Pre-Abortion Ultrasound Law Appeal Rejected by U.S. Supreme Court

An appeal over mandatory pre-abortion ultrasounds was rejected Monday by the U.S. Supreme Court.

North Carolina wanted the court to rule on a law requiring doctors to perform ultrasounds, and to show the resulting images and describe the fetus to women seeking abortions, The New York Times reported.

State officials went to the Supreme Court after the law was ruled unconstitutional by a federal appeals court in December. The Supreme Court gave no reasons for refusing North Carolina's request for an appeal.

Similar laws in Texas and South Dakota were upheld by other federal appeals courts. Monday's ruling does not affect any law other than North Carolina's, the AP reported.


South Korea Launches Experimental Treatment for MERS

Trials of an experimental plasma treatment for Middle East Respiratory Syndrome (MERS) are set to begin in South Korea.

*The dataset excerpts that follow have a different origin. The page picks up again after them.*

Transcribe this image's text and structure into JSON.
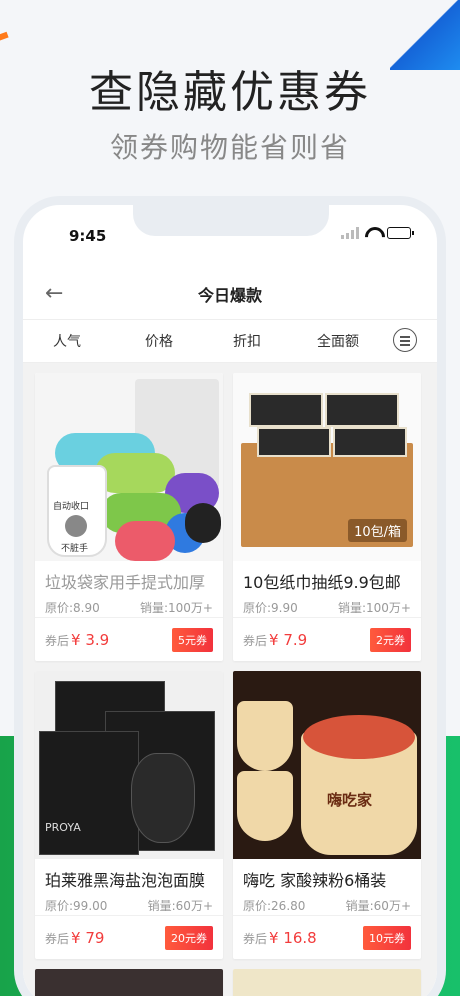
{
  "promo": {
    "title": "查隐藏优惠券",
    "subtitle": "领券购物能省则省"
  },
  "status": {
    "time": "9:45"
  },
  "nav": {
    "back_icon": "arrow-left-icon",
    "title": "今日爆款"
  },
  "sort": {
    "items": [
      "人气",
      "价格",
      "折扣",
      "全面额"
    ],
    "filter_icon": "filter-list-icon"
  },
  "colors": {
    "price": "#f23c3c",
    "coupon": "#f2323c",
    "green": "#18a34a",
    "blue": "#1565d8"
  },
  "products": [
    {
      "title": "垃圾袋家用手提式加厚",
      "original": "原价:8.90",
      "sales": "销量:100万+",
      "after": "券后",
      "price": "¥ 3.9",
      "coupon": "5元券",
      "image_label_1": "自动收口",
      "image_label_2": "不脏手"
    },
    {
      "title": "10包纸巾抽纸9.9包邮",
      "original": "原价:9.90",
      "sales": "销量:100万+",
      "after": "券后",
      "price": "¥ 7.9",
      "coupon": "2元券",
      "image_label_1": "10包/箱"
    },
    {
      "title": "珀莱雅黑海盐泡泡面膜",
      "original": "原价:99.00",
      "sales": "销量:60万+",
      "after": "券后",
      "price": "¥ 79",
      "coupon": "20元券",
      "image_label_1": "PROYA"
    },
    {
      "title": "嗨吃 家酸辣粉6桶装",
      "original": "原价:26.80",
      "sales": "销量:60万+",
      "after": "券后",
      "price": "¥ 16.8",
      "coupon": "10元券",
      "image_label_1": "嗨吃家"
    }
  ]
}
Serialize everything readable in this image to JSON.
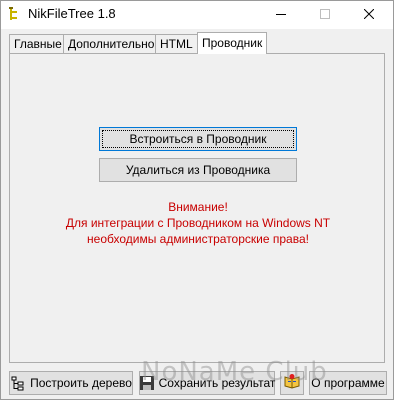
{
  "window": {
    "title": "NikFileTree 1.8",
    "app_icon": "folder-tree-icon",
    "minimize_icon": "minimize-icon",
    "maximize_icon": "maximize-icon",
    "close_icon": "close-icon"
  },
  "tabs": [
    {
      "label": "Главные",
      "active": false
    },
    {
      "label": "Дополнительно",
      "active": false
    },
    {
      "label": "HTML",
      "active": false
    },
    {
      "label": "Проводник",
      "active": true
    }
  ],
  "explorer": {
    "integrate_button": "Встроиться в Проводник",
    "remove_button": "Удалиться из Проводника",
    "warning_lines": [
      "Внимание!",
      "Для интеграции с Проводником на Windows NT",
      "необходимы администраторские права!"
    ],
    "warning_color": "#c80000"
  },
  "bottom_bar": {
    "build_tree_label": "Построить дерево",
    "build_tree_icon": "tree-icon",
    "save_result_label": "Сохранить результат",
    "save_result_icon": "floppy-disk-icon",
    "help_icon": "help-book-icon",
    "about_label": "О программе"
  },
  "watermark": "NoNaMe Club"
}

The treatment uses blood from patients who have successfully fought off MERS. This approach has proven effective in combating other diseases, including Ebola, BBC News reported.

The trials will be launched at two hospitals, the South Korean health ministry said. Currently, there is no cure or vaccine for MERS.

Since South Korea's MERS outbreak began last month, more than 150 people have been infected and 19 have died.

On Tuesday, Germany reported its first death from MERS. Media reports said the victim was a 65-year-old man who died in a clinic in Osnabruck, according to BBC News.


Woman's Request to Have Own Grandchild Denied by U.K. Court

A woman's request to used her dead daughter's frozen eggs to give birth to her own grandchild was denied Monday by Britain's High Court.

In its ruling, the court said it wasn't clear whether the daughter wanted her mother to use her eggs, the Associated Press reported.

The daughter, who was 28 when she died in 2011, had signed a consent form agreeing that her eggs could be stored after her death, but had not specified how they should be used.

The unnamed mother and her husband wanted to send their daughter's eggs to a fertility clinic in the United States to be fertilized and transferred into the woman, the AP reported.

However, Britain's fertility regulator refused to send the eggs to the U.S., saying there was no clear proof the daughter wanted her eggs used in this way.